At any rate, making the smaller nations an offer they cannot refuse may be enough. But if not, Cooper warns, the postmodern countries must not allow themselves the luxury of too much liberty and democracy. They must “get used to the idea of double standards”, he states. “Among ourselves, we operate on the basis of laws and open cooperative security”, but we “should not forget that in other parts of the world the law of the jungle reigns.” And “when we are operating in the jungle, we also must use the law of the jungle”. This means that when dealing with the “more old fashioned kinds of state outside the postmodern continent of Europe, we need to revert to the rougher methods of an earlier era—force, pre-emptive attack, deception, whatever is necessary for those who still live in the 19th century world of every state for itself”.

Labour’s foreign policy

Cooper’s views have proved immensely popular and influential within the Labour establishment. Many have noted that he is prolific in a way not usually allowed for foreign office advisers. His intellectual fingerprints were in evidence all over several high profile speeches made by government ministers. At last October’s Labour Party conference, Blair had called for the US initiated “war against terrorism” to become the starting point for a reorganisation of the entire world. Referring to the September 11 terror attacks, he asserted, “This is the moment to seize. The kaleidoscope had been shaken. The pieces are in flux. Soon they will settle again. Before they do, let us re-order this world around us”.

Later that month Foreign Secretary Jack Straw gave a speech before the International Institute of Strategic Studies, which borrowed heavily from Cooper. Warning that global stability was threatened by “distant and misgoverned parts of the world” and “failed states”, countries like Britain had a duty to create “order out of chaos”.

Cooper’s “new imperialism” has become the official ideological underpinnings of Labour’s foreign policy. And anyone surprised by his openly pro-colonialist statement has either had their eyes closed for the last few years, or is engaged in self-deception. After all, the Blair government has conducted more wars and interventions than any other in recent history.

Indeed, the initial outcry that greeted Cooper’s remarks was far from universal. Cooper has his admirers and defenders, not the least of which is the Guardian newspaper, the intellectual home of British liberalism.
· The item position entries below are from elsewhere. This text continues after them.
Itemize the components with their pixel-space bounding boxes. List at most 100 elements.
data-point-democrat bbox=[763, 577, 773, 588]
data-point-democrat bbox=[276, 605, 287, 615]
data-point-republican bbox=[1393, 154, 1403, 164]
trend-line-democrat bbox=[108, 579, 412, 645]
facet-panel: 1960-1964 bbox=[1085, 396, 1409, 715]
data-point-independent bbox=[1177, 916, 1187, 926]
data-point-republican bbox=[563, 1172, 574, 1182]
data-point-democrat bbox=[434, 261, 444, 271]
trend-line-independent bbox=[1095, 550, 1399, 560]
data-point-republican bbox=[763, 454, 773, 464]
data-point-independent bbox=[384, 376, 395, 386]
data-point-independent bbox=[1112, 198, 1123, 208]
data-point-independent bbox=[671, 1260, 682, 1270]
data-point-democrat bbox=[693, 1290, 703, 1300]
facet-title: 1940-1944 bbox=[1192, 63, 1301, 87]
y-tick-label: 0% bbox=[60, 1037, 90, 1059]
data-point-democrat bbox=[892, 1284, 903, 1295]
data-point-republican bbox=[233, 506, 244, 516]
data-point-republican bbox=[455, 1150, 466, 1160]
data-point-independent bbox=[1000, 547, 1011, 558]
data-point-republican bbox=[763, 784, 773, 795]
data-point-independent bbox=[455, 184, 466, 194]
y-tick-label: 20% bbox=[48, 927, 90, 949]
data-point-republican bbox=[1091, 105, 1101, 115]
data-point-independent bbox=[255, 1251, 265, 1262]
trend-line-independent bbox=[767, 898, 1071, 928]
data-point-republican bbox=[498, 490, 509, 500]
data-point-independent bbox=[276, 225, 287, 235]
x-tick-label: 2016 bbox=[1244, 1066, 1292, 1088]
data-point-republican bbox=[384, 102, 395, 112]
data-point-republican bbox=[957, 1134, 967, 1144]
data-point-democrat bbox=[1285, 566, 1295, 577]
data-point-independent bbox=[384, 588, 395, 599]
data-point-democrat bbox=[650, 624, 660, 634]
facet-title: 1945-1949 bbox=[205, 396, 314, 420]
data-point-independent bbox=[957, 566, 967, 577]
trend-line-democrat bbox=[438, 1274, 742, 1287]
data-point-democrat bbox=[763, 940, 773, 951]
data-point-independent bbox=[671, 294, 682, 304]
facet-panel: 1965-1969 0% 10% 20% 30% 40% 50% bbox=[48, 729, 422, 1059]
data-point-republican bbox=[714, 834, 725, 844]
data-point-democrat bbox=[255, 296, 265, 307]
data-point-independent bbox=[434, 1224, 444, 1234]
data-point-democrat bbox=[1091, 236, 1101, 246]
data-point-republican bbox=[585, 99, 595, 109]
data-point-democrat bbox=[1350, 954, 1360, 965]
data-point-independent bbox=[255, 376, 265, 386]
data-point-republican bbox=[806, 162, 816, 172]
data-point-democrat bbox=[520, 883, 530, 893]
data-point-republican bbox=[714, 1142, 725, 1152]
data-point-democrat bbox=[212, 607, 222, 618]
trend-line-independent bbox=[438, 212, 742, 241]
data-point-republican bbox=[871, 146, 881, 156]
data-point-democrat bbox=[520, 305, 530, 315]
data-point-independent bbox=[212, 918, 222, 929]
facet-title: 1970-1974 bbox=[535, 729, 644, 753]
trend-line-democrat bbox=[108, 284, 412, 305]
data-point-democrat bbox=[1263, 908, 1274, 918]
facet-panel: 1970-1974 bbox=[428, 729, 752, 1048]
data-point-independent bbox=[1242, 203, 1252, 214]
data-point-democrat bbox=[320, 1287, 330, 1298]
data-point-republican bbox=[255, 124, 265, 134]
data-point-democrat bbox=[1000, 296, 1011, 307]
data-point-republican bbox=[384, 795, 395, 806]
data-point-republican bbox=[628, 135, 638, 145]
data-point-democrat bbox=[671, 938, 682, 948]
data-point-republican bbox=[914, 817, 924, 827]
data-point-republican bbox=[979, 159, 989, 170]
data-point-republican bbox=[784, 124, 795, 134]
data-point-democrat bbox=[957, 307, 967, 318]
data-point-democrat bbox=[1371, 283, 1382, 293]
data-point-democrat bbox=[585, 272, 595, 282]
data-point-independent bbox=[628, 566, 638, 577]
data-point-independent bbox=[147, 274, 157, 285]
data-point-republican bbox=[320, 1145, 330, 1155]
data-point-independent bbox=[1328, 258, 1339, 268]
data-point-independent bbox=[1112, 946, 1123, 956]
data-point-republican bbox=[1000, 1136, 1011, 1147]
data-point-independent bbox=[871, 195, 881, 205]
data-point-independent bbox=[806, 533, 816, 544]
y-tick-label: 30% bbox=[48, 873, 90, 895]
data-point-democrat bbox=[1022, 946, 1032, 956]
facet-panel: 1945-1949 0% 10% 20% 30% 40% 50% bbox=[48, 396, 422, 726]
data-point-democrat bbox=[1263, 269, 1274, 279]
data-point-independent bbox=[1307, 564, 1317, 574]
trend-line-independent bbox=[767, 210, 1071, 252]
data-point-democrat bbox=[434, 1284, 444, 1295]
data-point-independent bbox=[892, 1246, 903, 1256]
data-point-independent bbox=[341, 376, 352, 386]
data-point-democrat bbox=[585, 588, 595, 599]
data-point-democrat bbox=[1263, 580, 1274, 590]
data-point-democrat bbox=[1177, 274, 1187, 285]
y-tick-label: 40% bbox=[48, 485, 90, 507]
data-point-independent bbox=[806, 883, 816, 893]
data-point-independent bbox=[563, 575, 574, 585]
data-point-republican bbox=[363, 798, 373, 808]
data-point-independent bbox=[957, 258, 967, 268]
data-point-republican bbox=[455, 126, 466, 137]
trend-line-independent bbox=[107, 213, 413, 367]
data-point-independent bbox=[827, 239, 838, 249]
Columnist Hugo Young wrote that Cooper’s views “though controversial” were “not crazy”. The newspaper’s March 29 editorial stated that Cooper “is someone with things to say that deserve to be heard and not caricatured”. He is no “colonel Blimp”, but speaks as “a committed European who wants to extend the EU model, and its values, to the rest of Europe and who believes that global stability and liberty provide the best context for it”.

Whilst this was praiseworthy, it continued, in one crucial respect Cooper had failed to bite the bullet:

“There is everything to be said in principle in favour of a new world moral order”, but “the problem that Mr Cooper ignores and that seems not even to trouble Mr Blair any more is that the only one currently on offer is for the rest of the globe to be remade in America’s image and in the interests of the security of the US and its corporations. If there is any such thing as an acceptable postmodern imperialism, this most certainly is not it.” For any new imperialist agenda had to recognise that “America is a threat to global order too”.

So much for Cooper’s insistence on the existence of a postmodern system of cooperative states. For the Guardian, the new imperialism presupposes the assertion of European interests in opposition to those of the US. And Cooper, and by extension the Blair government, should wake up to this reality.